Nesse caso, o excepcionalismo chinês significa respeitar o confucionismo - que privilegia a harmonia e abomina o conflito - assim como o taoísmo - que privilegia o equilíbrio - em detrimento do modelo ocidental turbulento, belicoso e hegemônico.

Isso se reflete em grandes ajustes de política, como o novo impulso de “dupla circulação”, que coloca maior ênfase no mercado doméstico em comparação com a China como a “fábrica do mundo”.

Passado e futuro estão totalmente interligados na China; o que foi feito nas dinastias anteriores ecoa no futuro. O melhor exemplo contemporâneo é o New Silk Roads, ou Belt and Road Initiative (BRI) - o conceito abrangente de política externa chinesa para o futuro previsível.

Conforme detalhado pelo Professor Wang Yiwei da Universidade Renmin , o BRI está prestes a remodelar a geopolítica, “trazendo a Eurásia de volta ao seu lugar histórico no centro da civilização humana”. Wang mostrou como “as duas grandes civilizações do Oriente e do Ocidente estavam ligadas até a ascensão do Império Otomano cortar a Antiga Rota da Seda”.

A Europa movendo-se em direção ao mar levou à “globalização pela colonização”; o declínio da Rota da Seda; o centro do mundo mudando para o oeste; a ascensão dos EUA; e o declínio da Europa. Agora, Wang argumenta, “a Europa se depara com uma oportunidade histórica de retornar ao centro do mundo por meio do renascimento da Eurásia”.

E é exatamente isso que o Hegemon vai sem barreiras para evitar.

Zhu e Xi

É justo argumentar que a contraparte histórica de Xi é o imperador Hongwu Zhu, o fundador da dinastia Ming (1368-1644). O imperador fez questão de apresentar sua dinastia como uma renovação chinesa após a dominação mongol por meio da dinastia Yuan.

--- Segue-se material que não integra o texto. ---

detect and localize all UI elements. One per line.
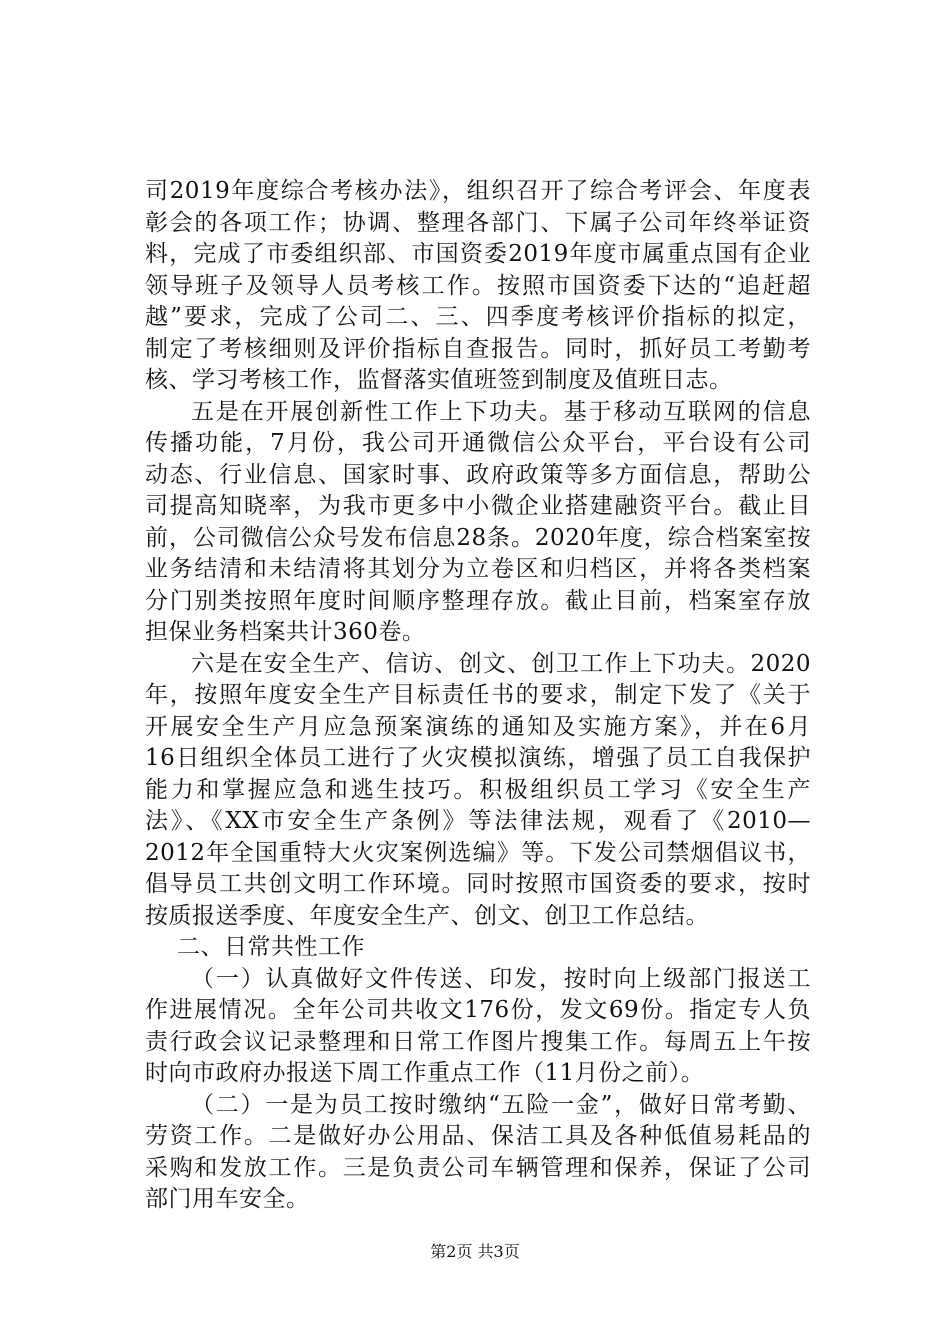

Xi descreve isso como “rejuvenescimento chinês”: “A China costumava ser uma potência econômica mundial. No entanto, ele perdeu sua chance na esteira da Revolução Industrial e as mudanças dramáticas consequentes, e foi assim deixado para trás e foi humilhado sob a invasão estrangeira ... não devemos permitir que esta história trágica se repita ”.

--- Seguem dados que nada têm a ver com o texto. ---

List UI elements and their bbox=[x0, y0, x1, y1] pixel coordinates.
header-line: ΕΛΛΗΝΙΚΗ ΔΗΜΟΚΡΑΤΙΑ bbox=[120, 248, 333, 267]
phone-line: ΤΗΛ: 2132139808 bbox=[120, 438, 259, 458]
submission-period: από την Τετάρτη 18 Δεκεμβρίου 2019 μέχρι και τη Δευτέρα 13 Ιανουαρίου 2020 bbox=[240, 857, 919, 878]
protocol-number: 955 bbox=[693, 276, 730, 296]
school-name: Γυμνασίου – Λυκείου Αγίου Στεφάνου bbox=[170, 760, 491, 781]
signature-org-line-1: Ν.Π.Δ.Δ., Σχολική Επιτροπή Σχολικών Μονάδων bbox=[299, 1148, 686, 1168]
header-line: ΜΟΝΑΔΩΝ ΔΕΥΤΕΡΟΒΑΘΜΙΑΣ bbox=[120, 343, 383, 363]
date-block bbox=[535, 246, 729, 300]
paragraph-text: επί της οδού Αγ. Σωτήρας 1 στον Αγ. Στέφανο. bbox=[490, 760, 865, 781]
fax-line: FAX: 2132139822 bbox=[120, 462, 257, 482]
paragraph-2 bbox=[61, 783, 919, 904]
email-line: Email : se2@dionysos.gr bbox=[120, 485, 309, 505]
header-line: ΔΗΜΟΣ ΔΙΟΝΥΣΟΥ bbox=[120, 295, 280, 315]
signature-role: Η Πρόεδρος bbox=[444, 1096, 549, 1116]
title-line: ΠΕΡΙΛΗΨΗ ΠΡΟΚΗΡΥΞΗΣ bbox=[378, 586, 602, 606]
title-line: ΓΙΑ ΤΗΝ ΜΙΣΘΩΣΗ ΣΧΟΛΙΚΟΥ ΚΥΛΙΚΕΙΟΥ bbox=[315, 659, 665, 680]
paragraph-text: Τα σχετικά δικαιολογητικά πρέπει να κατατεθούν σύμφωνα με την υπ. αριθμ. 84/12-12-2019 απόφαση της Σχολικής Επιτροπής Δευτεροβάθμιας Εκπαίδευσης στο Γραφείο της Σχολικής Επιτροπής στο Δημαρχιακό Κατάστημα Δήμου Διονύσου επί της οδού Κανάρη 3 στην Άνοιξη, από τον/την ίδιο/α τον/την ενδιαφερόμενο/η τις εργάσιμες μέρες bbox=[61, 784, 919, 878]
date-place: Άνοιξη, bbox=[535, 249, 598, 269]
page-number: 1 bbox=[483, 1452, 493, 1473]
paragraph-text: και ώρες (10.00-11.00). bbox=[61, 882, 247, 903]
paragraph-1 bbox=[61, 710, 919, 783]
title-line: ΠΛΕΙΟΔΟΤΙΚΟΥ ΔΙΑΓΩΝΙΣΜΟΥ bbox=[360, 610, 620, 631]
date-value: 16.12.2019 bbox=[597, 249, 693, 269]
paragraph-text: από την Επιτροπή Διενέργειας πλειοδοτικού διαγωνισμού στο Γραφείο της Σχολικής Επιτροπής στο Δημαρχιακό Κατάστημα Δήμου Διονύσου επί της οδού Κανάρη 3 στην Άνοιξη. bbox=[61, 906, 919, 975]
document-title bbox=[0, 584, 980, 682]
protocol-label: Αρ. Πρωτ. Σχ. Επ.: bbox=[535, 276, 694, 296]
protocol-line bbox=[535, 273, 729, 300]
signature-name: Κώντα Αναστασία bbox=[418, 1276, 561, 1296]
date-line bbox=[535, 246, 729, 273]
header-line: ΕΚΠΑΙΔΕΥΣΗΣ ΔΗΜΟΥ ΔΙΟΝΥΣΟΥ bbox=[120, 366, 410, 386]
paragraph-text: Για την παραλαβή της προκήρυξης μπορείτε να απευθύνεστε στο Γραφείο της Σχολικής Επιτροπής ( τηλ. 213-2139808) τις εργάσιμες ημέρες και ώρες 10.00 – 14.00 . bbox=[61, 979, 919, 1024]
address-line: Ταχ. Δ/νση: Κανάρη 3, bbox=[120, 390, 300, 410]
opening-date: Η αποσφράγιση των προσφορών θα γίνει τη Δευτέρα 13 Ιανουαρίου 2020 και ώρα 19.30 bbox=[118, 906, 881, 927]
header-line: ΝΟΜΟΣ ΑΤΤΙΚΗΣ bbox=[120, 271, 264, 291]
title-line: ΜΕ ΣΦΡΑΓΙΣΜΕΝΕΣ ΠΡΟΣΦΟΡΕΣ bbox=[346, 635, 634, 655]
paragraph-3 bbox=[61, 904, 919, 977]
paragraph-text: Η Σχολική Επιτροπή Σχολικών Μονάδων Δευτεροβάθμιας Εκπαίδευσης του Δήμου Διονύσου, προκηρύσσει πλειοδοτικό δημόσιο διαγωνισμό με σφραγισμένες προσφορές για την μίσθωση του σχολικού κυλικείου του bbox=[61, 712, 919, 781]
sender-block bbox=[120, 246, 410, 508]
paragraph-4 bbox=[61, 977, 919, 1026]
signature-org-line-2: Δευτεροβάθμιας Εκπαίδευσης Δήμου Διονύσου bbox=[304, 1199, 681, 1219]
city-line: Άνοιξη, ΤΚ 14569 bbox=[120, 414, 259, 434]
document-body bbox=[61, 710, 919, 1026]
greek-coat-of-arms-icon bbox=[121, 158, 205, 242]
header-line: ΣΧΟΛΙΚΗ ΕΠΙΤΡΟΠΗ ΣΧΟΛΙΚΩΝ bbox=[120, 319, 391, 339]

A diferença é que a China do século 21 sob Xi não recuará para dentro como fez sob os Ming. O paralelo para o futuro próximo seria com a dinastia Tang (618-907), que privilegiou o comércio e as interações com o mundo em geral.

Comentar sobre a torrente de interpretações equivocadas do Ocidente sobre a China é perda de tempo. Para os chineses, a esmagadora maioria da Ásia, e para o Sul Global, muito mais relevante é registrar como a narrativa imperial americana - “nós somos os libertadores da Ásia-Pacífico” - foi agora totalmente desmascarada.

Na verdade, o presidente Mao pode acabar rindo por último. Como ele escreveu em 1957, “se os imperialistas insistem em lançar uma terceira guerra mundial, é certo que várias centenas de milhões mais se voltarão para o socialismo, e então não haverá muito espaço na terra para os imperialistas; também é provável que toda a estrutura do imperialismo entre em colapso total. ”

Martin Jacques, um dos poucos ocidentais que realmente estudou a China em profundidade, apontou corretamente como "a China desfrutou de cinco períodos distintos em que desfrutou de uma posição de preeminência - ou preeminência compartilhada - no mundo: parte de o Han, o Tang, indiscutivelmente o Song, o início dos Ming e o início dos Qing. ”

Portanto, a China, historicamente, representa uma renovação e um “rejuvenescimento” contínuos (Xi). Estamos bem no meio de mais uma dessas fases - agora conduzida por uma dinastia do PCC que, aliás, não acredita em milagres, mas em planejamento radical. Os excepcionalistas ocidentais podem continuar a ter um ataque 24 horas por dia, 7 dias por semana, ad infinitum: isso não mudará o curso da história.